The research, published recently in The Astrophysical Journal, shows that the Milky Way was likely once a blue-hued, gas-filled, low-mass object. It then gained mass and became a flat disc shape with a slight bulge in its center. Over time, the galaxy and the supermassive black hole at its center grew and formed the spiral shape that we observe today.

“You can see that these galaxies are fluffy and spread out,” said Shannon Patel, another co-author of the study and an astronomer at Leiden University. “There is no evidence of a bulge without a disk, around which the disk formed later.”

The research used the Hubble Space Telescope to perform deep-sky surveys of 400 galaxies chosen from a catalog of more than 100,000 galaxies for their similarities to the Milky Way.

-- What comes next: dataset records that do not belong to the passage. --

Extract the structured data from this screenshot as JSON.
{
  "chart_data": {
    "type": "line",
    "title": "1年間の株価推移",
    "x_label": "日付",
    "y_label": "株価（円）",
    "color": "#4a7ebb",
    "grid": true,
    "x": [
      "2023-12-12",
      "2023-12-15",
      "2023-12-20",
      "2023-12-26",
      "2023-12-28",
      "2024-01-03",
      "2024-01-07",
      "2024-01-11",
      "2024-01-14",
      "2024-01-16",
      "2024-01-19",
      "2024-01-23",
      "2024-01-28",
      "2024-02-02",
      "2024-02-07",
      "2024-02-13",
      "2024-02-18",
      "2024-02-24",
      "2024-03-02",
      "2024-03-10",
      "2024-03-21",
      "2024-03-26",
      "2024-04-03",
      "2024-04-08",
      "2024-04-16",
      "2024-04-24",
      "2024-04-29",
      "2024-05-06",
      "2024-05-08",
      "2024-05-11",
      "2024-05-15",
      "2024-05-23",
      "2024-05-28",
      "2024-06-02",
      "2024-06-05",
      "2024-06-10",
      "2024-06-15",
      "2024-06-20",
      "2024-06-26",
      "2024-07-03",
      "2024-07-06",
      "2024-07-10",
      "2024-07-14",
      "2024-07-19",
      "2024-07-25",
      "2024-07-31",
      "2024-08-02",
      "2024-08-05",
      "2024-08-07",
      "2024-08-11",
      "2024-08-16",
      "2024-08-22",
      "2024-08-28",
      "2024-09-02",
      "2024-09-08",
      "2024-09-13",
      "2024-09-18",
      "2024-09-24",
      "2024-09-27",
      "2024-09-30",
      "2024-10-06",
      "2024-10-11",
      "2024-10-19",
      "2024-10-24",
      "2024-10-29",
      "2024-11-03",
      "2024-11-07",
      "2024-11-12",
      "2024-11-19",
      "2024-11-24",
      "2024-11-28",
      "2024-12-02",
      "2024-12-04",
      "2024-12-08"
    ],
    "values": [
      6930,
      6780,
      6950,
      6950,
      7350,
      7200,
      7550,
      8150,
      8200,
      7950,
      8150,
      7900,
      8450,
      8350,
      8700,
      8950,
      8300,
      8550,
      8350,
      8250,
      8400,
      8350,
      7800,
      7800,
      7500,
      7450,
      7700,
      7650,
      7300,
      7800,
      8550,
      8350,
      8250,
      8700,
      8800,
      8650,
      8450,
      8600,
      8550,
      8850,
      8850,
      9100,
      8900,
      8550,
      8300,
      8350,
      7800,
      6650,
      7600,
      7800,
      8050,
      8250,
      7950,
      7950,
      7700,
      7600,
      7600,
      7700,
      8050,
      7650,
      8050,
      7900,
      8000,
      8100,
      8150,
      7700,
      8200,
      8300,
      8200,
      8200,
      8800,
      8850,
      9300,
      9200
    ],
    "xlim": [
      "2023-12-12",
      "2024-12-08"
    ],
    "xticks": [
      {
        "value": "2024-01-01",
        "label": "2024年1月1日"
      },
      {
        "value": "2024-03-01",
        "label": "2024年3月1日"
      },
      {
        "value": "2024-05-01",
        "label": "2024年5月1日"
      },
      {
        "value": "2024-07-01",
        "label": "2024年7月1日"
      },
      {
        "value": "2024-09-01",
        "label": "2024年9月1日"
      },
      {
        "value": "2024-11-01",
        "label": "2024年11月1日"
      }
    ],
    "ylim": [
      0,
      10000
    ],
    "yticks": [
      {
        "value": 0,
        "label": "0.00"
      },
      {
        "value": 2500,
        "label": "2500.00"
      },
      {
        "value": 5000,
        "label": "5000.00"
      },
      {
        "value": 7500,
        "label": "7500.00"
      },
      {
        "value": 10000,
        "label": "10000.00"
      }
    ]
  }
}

Astronomers were able to observe those Milky Way-like galaxies and place them each along an 11 billion year-long development path. They found evidence that our galaxy’s peak star formation period occurred when the universe was only 4 billion years old, with stars forming at a rate of around 15 per year.

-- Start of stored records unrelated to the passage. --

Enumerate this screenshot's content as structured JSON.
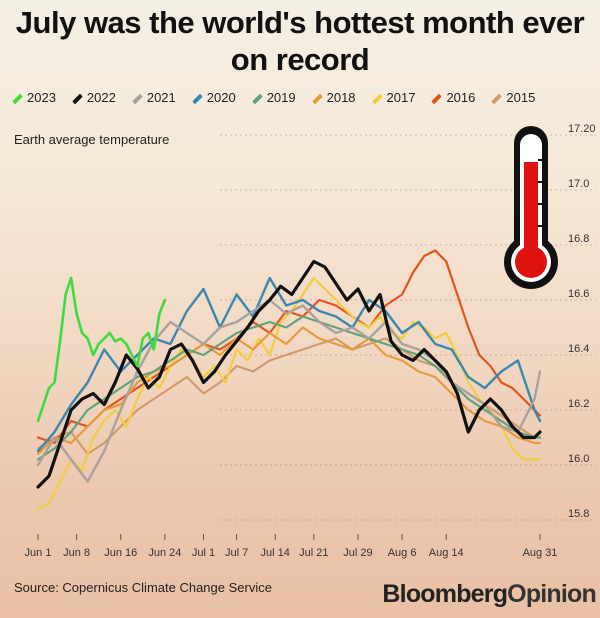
{
  "title": "July was the world's hottest month ever on record",
  "subtitle": "Earth average temperature",
  "source": "Source: Copernicus Climate Change Service",
  "brand": {
    "part1": "Bloomberg",
    "part2": "Opinion"
  },
  "icons": [
    "thermometer-icon"
  ],
  "chart_data": {
    "type": "line",
    "ylabel": "",
    "xlabel": "",
    "ylim": [
      15.8,
      17.2
    ],
    "yticks": [
      15.8,
      16.0,
      16.2,
      16.4,
      16.6,
      16.8,
      17.0,
      17.2
    ],
    "ytick_labels": [
      "15.8",
      "16.0",
      "16.2",
      "16.4",
      "16.6",
      "16.8",
      "17.0",
      "17.20"
    ],
    "xlim": [
      0,
      91
    ],
    "xticks": [
      0,
      7,
      15,
      23,
      30,
      36,
      43,
      50,
      58,
      66,
      74,
      91
    ],
    "xtick_labels": [
      "Jun 1",
      "Jun 8",
      "Jun 16",
      "Jun 24",
      "Jul 1",
      "Jul 7",
      "Jul 14",
      "Jul 21",
      "Jul 29",
      "Aug 6",
      "Aug 14",
      "Aug 31"
    ],
    "legend_position": "top",
    "series": [
      {
        "name": "2023",
        "color": "#3ddc3a",
        "width": 2.6,
        "x": [
          0,
          1,
          2,
          3,
          4,
          5,
          6,
          7,
          8,
          9,
          10,
          11,
          12,
          13,
          14,
          15,
          16,
          17,
          18,
          19,
          20,
          21,
          22,
          23
        ],
        "y": [
          16.16,
          16.22,
          16.28,
          16.3,
          16.45,
          16.62,
          16.68,
          16.55,
          16.48,
          16.46,
          16.4,
          16.44,
          16.46,
          16.48,
          16.45,
          16.46,
          16.44,
          16.4,
          16.36,
          16.46,
          16.48,
          16.42,
          16.55,
          16.6
        ]
      },
      {
        "name": "2022",
        "color": "#111111",
        "width": 3.2,
        "x": [
          0,
          2,
          4,
          6,
          8,
          10,
          12,
          14,
          16,
          18,
          20,
          22,
          24,
          26,
          28,
          30,
          32,
          34,
          36,
          38,
          40,
          42,
          44,
          46,
          48,
          50,
          52,
          54,
          56,
          58,
          60,
          62,
          64,
          66,
          68,
          70,
          72,
          74,
          76,
          78,
          80,
          82,
          84,
          86,
          88,
          90,
          91
        ],
        "y": [
          15.92,
          15.96,
          16.08,
          16.2,
          16.24,
          16.26,
          16.22,
          16.3,
          16.4,
          16.35,
          16.28,
          16.32,
          16.42,
          16.44,
          16.38,
          16.3,
          16.34,
          16.4,
          16.45,
          16.5,
          16.56,
          16.6,
          16.65,
          16.62,
          16.68,
          16.74,
          16.72,
          16.66,
          16.6,
          16.64,
          16.56,
          16.62,
          16.45,
          16.4,
          16.38,
          16.42,
          16.38,
          16.34,
          16.26,
          16.12,
          16.2,
          16.24,
          16.2,
          16.14,
          16.1,
          16.1,
          16.12
        ]
      },
      {
        "name": "2021",
        "color": "#a8a29e",
        "width": 2.4,
        "x": [
          0,
          3,
          6,
          9,
          12,
          15,
          18,
          21,
          24,
          27,
          30,
          33,
          36,
          39,
          42,
          45,
          48,
          51,
          54,
          57,
          60,
          63,
          66,
          69,
          72,
          75,
          78,
          81,
          84,
          87,
          90,
          91
        ],
        "y": [
          16.0,
          16.1,
          16.02,
          15.94,
          16.05,
          16.2,
          16.34,
          16.45,
          16.52,
          16.48,
          16.44,
          16.5,
          16.52,
          16.56,
          16.6,
          16.55,
          16.58,
          16.52,
          16.48,
          16.5,
          16.46,
          16.52,
          16.44,
          16.42,
          16.38,
          16.3,
          16.26,
          16.22,
          16.14,
          16.12,
          16.24,
          16.34
        ]
      },
      {
        "name": "2020",
        "color": "#3a88b0",
        "width": 2.4,
        "x": [
          0,
          3,
          6,
          9,
          12,
          15,
          18,
          21,
          24,
          27,
          30,
          33,
          36,
          39,
          42,
          45,
          48,
          51,
          54,
          57,
          60,
          63,
          66,
          69,
          72,
          75,
          78,
          81,
          84,
          87,
          90,
          91
        ],
        "y": [
          16.05,
          16.12,
          16.22,
          16.3,
          16.42,
          16.34,
          16.4,
          16.46,
          16.44,
          16.56,
          16.64,
          16.5,
          16.62,
          16.54,
          16.68,
          16.58,
          16.6,
          16.56,
          16.54,
          16.5,
          16.6,
          16.56,
          16.48,
          16.52,
          16.44,
          16.42,
          16.32,
          16.28,
          16.34,
          16.38,
          16.2,
          16.16
        ]
      },
      {
        "name": "2019",
        "color": "#5fa37a",
        "width": 2.2,
        "x": [
          0,
          3,
          6,
          9,
          12,
          15,
          18,
          21,
          24,
          27,
          30,
          33,
          36,
          39,
          42,
          45,
          48,
          51,
          54,
          57,
          60,
          63,
          66,
          69,
          72,
          75,
          78,
          81,
          84,
          87,
          90,
          91
        ],
        "y": [
          16.02,
          16.06,
          16.12,
          16.2,
          16.24,
          16.28,
          16.32,
          16.34,
          16.38,
          16.42,
          16.4,
          16.44,
          16.48,
          16.5,
          16.52,
          16.5,
          16.54,
          16.52,
          16.5,
          16.48,
          16.46,
          16.44,
          16.42,
          16.4,
          16.36,
          16.3,
          16.24,
          16.2,
          16.16,
          16.12,
          16.1,
          16.1
        ]
      },
      {
        "name": "2018",
        "color": "#e69a3a",
        "width": 2.2,
        "x": [
          0,
          3,
          6,
          9,
          12,
          15,
          18,
          21,
          24,
          27,
          30,
          33,
          36,
          39,
          42,
          45,
          48,
          51,
          54,
          57,
          60,
          63,
          66,
          69,
          72,
          75,
          78,
          81,
          84,
          87,
          90,
          91
        ],
        "y": [
          16.04,
          16.1,
          16.08,
          16.14,
          16.2,
          16.22,
          16.3,
          16.34,
          16.36,
          16.4,
          16.44,
          16.4,
          16.46,
          16.42,
          16.48,
          16.44,
          16.5,
          16.46,
          16.44,
          16.42,
          16.46,
          16.4,
          16.38,
          16.34,
          16.32,
          16.26,
          16.2,
          16.16,
          16.14,
          16.1,
          16.08,
          16.08
        ]
      },
      {
        "name": "2017",
        "color": "#f2cf3a",
        "width": 2.2,
        "x": [
          0,
          2,
          4,
          6,
          8,
          10,
          12,
          14,
          16,
          18,
          20,
          22,
          24,
          26,
          28,
          30,
          32,
          34,
          36,
          38,
          40,
          42,
          44,
          46,
          48,
          50,
          52,
          54,
          56,
          58,
          60,
          62,
          64,
          66,
          68,
          70,
          72,
          74,
          76,
          78,
          80,
          82,
          84,
          86,
          88,
          90,
          91
        ],
        "y": [
          15.84,
          15.86,
          15.94,
          16.02,
          15.98,
          16.1,
          16.16,
          16.2,
          16.14,
          16.24,
          16.32,
          16.28,
          16.36,
          16.42,
          16.38,
          16.32,
          16.36,
          16.3,
          16.42,
          16.38,
          16.46,
          16.4,
          16.52,
          16.56,
          16.62,
          16.68,
          16.64,
          16.6,
          16.56,
          16.52,
          16.5,
          16.54,
          16.48,
          16.46,
          16.52,
          16.5,
          16.46,
          16.48,
          16.4,
          16.3,
          16.24,
          16.2,
          16.14,
          16.06,
          16.02,
          16.02,
          16.02
        ]
      },
      {
        "name": "2016",
        "color": "#e2531f",
        "width": 2.2,
        "x": [
          0,
          3,
          6,
          9,
          12,
          15,
          18,
          21,
          24,
          27,
          30,
          33,
          36,
          39,
          42,
          45,
          48,
          51,
          54,
          57,
          60,
          63,
          66,
          68,
          70,
          72,
          74,
          76,
          78,
          80,
          82,
          84,
          86,
          88,
          90,
          91
        ],
        "y": [
          16.1,
          16.08,
          16.16,
          16.14,
          16.2,
          16.24,
          16.28,
          16.32,
          16.36,
          16.4,
          16.44,
          16.42,
          16.46,
          16.52,
          16.48,
          16.56,
          16.54,
          16.6,
          16.58,
          16.54,
          16.5,
          16.58,
          16.62,
          16.7,
          16.76,
          16.78,
          16.74,
          16.62,
          16.5,
          16.4,
          16.36,
          16.3,
          16.28,
          16.24,
          16.2,
          16.18
        ]
      },
      {
        "name": "2015",
        "color": "#d29a6a",
        "width": 2.2,
        "x": [
          0,
          3,
          6,
          9,
          12,
          15,
          18,
          21,
          24,
          27,
          30,
          33,
          36,
          39,
          42,
          45,
          48,
          51,
          54,
          57,
          60,
          63,
          66,
          69,
          72,
          75,
          78,
          81,
          84,
          87,
          90,
          91
        ],
        "y": [
          16.06,
          16.1,
          16.12,
          16.04,
          16.08,
          16.14,
          16.2,
          16.24,
          16.28,
          16.32,
          16.26,
          16.3,
          16.36,
          16.34,
          16.38,
          16.4,
          16.42,
          16.44,
          16.46,
          16.42,
          16.44,
          16.46,
          16.42,
          16.38,
          16.36,
          16.3,
          16.26,
          16.22,
          16.18,
          16.14,
          16.1,
          16.1
        ]
      }
    ]
  }
}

“For the first time, we have direct images of what the Milky Way looked like in the past,” said Pieter van Dokkum, a co-author of the study and an Astronomer at Yale University. “Of course, we can’t see the Milky Way itself in the past. We selected galaxies billions of light-years away that will evolve into galaxies like the Milky Way. By tracing the Milky Way’s siblings, we find that our galaxy built up 90 percent of its stars between 11 billion and 7 billion years ago, which is something that has not been measured directly before.”